Dem Neuling steht ein umfangreiches und gut erklärtes Tutorial zur Verfügung, um sich mit den Spieloptionen vertraut zu machen. Der erfahrene Echtzeitstratege steigt wahrscheinlich sofort in eine der vier kniffligen Kampagnen ein, die auf historischem Hintergrund beruhen. Als Engländer bekämpft man niederländische Piraten in der Karibik; die Ukraine versucht sich vom polnischen Joch der Unterdrückung zu befreien, während die Russen und Franzosen am Aufstieg zur Großmacht arbeiten. Daneben existieren noch zehn Einzelmissionen - ebenfalls auf historischen Ereignissen basierend. Wem das alles zu sehr an Bildung grenzt, der darf auch gerne Zufallskarten mit variablen Gelände- und Rohstoffparametern und bis zu sechs Computergegnern (es gibt keine Verbündeten) spielen.

Auswählen kann man hierbei aus 16 Nationen : Algerien, Österreich, England, Frankreich, Niederlande, Piemont, Polen, Portugal, Preußen, Russland, Sachsen, Spanien, Schweden, Türkei, Ukraine und Venedig. Jede dieser Nationen hat eine eigene Architektur (!). Wenn auch den nationalen Technologiebäumen ein allgemeines Grundgerüst zu Eigen ist, so unterscheiden sie sich doch in diversen möglichen oder eben unmöglichen Entwicklungen. Einige Nationen sind z.B. nicht in der Lage, ins 18. Jahrhundert vorzustoßen (u.a. Ukraine).

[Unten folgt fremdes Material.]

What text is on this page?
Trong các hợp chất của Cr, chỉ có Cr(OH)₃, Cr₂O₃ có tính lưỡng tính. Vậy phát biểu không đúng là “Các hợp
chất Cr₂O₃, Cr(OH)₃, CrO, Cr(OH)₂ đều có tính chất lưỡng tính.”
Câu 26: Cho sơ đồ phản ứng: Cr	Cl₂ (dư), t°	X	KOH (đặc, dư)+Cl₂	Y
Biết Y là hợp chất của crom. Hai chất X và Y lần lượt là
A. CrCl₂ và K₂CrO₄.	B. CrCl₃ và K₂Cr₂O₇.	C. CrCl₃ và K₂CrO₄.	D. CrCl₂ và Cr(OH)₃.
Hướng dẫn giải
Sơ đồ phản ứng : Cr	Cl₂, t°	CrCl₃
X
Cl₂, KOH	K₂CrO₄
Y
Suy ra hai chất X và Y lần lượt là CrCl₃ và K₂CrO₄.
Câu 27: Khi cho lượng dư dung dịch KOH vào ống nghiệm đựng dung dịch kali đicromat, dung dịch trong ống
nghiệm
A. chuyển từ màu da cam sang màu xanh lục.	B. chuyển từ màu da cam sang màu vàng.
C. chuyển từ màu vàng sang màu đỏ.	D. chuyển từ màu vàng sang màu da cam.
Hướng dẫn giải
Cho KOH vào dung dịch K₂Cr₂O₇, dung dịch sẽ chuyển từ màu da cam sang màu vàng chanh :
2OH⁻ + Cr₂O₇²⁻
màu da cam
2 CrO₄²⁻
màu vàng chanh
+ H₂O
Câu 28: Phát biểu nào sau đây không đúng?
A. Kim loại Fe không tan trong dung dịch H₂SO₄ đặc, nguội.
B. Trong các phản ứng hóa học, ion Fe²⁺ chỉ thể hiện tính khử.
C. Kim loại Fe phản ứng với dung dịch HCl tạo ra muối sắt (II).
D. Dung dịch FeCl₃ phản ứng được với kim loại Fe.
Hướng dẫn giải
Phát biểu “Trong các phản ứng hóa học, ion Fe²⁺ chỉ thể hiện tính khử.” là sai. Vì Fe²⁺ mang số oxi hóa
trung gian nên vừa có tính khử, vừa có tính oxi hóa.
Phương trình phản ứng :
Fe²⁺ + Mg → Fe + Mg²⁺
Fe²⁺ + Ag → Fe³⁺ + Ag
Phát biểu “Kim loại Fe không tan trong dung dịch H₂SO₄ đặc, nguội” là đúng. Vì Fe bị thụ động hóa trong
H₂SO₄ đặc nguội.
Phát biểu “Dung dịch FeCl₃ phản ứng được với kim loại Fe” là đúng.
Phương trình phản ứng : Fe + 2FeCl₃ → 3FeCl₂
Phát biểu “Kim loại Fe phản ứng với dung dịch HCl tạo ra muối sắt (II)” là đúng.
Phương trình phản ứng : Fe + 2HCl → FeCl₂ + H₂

Nicht generell neu (vgl. Anno dazumal), aber in dieser Sparte der RTS (Real-Time-Strategy) bisher vernachlässigt, ist der kontinuierliche Rohstoffverbrauch. Zunächst ist die Rohstoffpalette bestehend aus Holz, Nahrung, Steinen und Gold erweitert worden um Eisen und Kohle. Eure Leute kosten nicht nur Rohstoffe bei der Erschaffung, sie wollen auch fortlaufend mit Nahrung versorgt werden. Eine gut funktionierende Wirtschaft ist also unablässig, zumal Militäreinheiten mit Feuerwaffen (Musketiere, Grenadiere, Kanonen) bei jedem Schuss Eisen und Kohle verbrauchen.

Durch den Bau eines Diplomatiezentrums kommt man in den Genuss, Söldnertruppen anzuheuern. Diese Söldner haben den Vorteil, im Gegensatz zu regulären Truppen sehr schnell "produziert" zu werden und einsatzbereit zu sein. Dafür wollen sie aber auch Geld sehen. Solltet Ihr also ein großes Söldnerheer aufgebaut haben, und Eure Goldförderung ist zu gering, werden die Söldner nicht mehr bezahlt und meutern. Nichts ist schmerzhafter, als eine ehemals verbündete Kosaken-Schwadron, die die eigenen Geschütze munter aufmischt oder gar erobert.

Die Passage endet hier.